I look at the piece of paper in front of me. It says “Buy a car.” That’s the first thing I wrote down. The only thing I wrote down.
I quickly scribble “Get a job,” and I waver about whether or not to put down “Find an apartment.” The truth is, between Ethan and Gabby, I have plenty of options for where to stay. It seems fair to assume I’ll figure something out. But then I decide no, I’m putting it down. I’m not going to see what happens. I’m going to make a plan. I’m going to be proactive.

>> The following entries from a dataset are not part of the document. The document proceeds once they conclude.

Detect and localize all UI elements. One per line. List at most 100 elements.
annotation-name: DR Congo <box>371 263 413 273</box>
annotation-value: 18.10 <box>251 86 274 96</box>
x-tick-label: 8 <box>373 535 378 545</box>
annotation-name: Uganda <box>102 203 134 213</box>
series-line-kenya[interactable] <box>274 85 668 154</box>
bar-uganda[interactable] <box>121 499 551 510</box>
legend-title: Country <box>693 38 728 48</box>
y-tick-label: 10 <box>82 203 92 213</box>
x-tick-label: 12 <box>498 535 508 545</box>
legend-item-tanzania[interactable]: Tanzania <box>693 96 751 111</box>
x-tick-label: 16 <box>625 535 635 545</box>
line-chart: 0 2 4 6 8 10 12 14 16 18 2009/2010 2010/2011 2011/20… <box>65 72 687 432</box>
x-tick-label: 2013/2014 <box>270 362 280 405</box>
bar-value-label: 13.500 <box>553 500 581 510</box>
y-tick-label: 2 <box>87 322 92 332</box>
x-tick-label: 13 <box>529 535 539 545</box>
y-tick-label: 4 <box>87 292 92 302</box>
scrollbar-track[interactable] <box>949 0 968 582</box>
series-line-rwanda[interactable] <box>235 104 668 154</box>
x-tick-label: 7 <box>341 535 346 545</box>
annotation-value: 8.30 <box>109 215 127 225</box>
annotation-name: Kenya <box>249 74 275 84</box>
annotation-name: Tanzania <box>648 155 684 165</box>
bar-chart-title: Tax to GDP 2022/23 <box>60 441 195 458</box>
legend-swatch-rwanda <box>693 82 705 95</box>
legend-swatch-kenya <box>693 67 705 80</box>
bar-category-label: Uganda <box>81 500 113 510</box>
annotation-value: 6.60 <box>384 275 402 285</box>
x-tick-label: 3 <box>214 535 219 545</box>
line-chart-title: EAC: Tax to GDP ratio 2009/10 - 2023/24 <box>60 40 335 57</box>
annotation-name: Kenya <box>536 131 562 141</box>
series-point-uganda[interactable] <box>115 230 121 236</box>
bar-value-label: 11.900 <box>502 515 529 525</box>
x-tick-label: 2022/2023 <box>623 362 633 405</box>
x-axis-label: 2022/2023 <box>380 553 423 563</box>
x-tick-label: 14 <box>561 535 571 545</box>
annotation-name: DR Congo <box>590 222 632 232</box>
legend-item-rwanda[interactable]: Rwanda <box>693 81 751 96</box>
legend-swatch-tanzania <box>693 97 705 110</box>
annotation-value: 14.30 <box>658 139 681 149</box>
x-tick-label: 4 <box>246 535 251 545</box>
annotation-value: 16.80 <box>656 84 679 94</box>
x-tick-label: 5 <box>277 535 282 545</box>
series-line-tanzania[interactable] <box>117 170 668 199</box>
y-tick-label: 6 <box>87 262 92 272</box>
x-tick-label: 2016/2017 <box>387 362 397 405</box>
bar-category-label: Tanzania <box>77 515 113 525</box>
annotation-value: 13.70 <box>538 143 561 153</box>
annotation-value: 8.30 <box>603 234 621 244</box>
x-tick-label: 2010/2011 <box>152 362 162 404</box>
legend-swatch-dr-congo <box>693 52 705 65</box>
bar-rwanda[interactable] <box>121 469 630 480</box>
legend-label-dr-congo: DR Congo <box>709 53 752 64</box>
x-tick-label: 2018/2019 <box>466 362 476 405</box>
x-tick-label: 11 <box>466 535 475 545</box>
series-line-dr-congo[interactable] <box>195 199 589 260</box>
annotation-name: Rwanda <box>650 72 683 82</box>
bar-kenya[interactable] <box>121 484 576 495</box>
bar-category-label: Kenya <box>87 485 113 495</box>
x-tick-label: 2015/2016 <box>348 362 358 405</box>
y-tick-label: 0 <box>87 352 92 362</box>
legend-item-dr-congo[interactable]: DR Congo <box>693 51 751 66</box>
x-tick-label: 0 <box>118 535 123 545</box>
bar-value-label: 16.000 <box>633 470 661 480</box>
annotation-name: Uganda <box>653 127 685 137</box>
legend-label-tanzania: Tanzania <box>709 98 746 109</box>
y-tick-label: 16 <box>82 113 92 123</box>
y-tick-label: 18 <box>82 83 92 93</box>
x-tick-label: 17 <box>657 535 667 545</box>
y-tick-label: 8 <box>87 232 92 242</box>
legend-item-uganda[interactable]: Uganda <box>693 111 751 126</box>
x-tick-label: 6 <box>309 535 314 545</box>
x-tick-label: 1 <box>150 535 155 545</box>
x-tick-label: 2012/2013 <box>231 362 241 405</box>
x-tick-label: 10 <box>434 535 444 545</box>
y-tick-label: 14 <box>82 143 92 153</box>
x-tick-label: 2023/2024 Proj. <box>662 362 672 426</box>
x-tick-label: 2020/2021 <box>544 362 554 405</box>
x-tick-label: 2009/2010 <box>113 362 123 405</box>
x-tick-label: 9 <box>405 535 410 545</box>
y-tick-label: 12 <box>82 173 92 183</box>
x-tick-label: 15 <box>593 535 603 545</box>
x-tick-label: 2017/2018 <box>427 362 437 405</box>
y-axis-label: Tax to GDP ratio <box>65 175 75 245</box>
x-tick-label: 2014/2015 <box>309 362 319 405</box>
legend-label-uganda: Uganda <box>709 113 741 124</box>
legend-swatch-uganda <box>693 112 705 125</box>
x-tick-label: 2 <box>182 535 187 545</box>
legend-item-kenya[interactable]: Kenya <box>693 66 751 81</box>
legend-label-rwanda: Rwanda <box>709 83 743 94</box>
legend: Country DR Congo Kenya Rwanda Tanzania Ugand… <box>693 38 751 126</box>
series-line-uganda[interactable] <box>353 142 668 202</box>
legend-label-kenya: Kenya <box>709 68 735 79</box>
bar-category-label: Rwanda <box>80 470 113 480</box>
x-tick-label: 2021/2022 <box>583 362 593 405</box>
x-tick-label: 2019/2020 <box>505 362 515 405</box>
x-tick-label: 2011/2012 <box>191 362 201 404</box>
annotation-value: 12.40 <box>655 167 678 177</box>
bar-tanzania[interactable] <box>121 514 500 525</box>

It seems so simple, written out in order. For a moment, as I look at it, I think, Is that all? And then I realize that simple and easy aren’t the same thing.
By the time Gabby comes to pick me up, I’m standing on the sidewalk waiting for her.
I get into the car, and Gabby starts driving.
She looks at me and shakes her head, smiling. I am grinning from ear to ear.
“Did I call this, or did I call this?” she says.
“Call what?” I ask, laughing.
“You and Ethan.”
I shake my head. “It just happened!” I say. “I didn’t know it was going to happen.”
“But didn’t I say that it would?”
“Neither here nor there,” I say. “The point is, we’re together now.”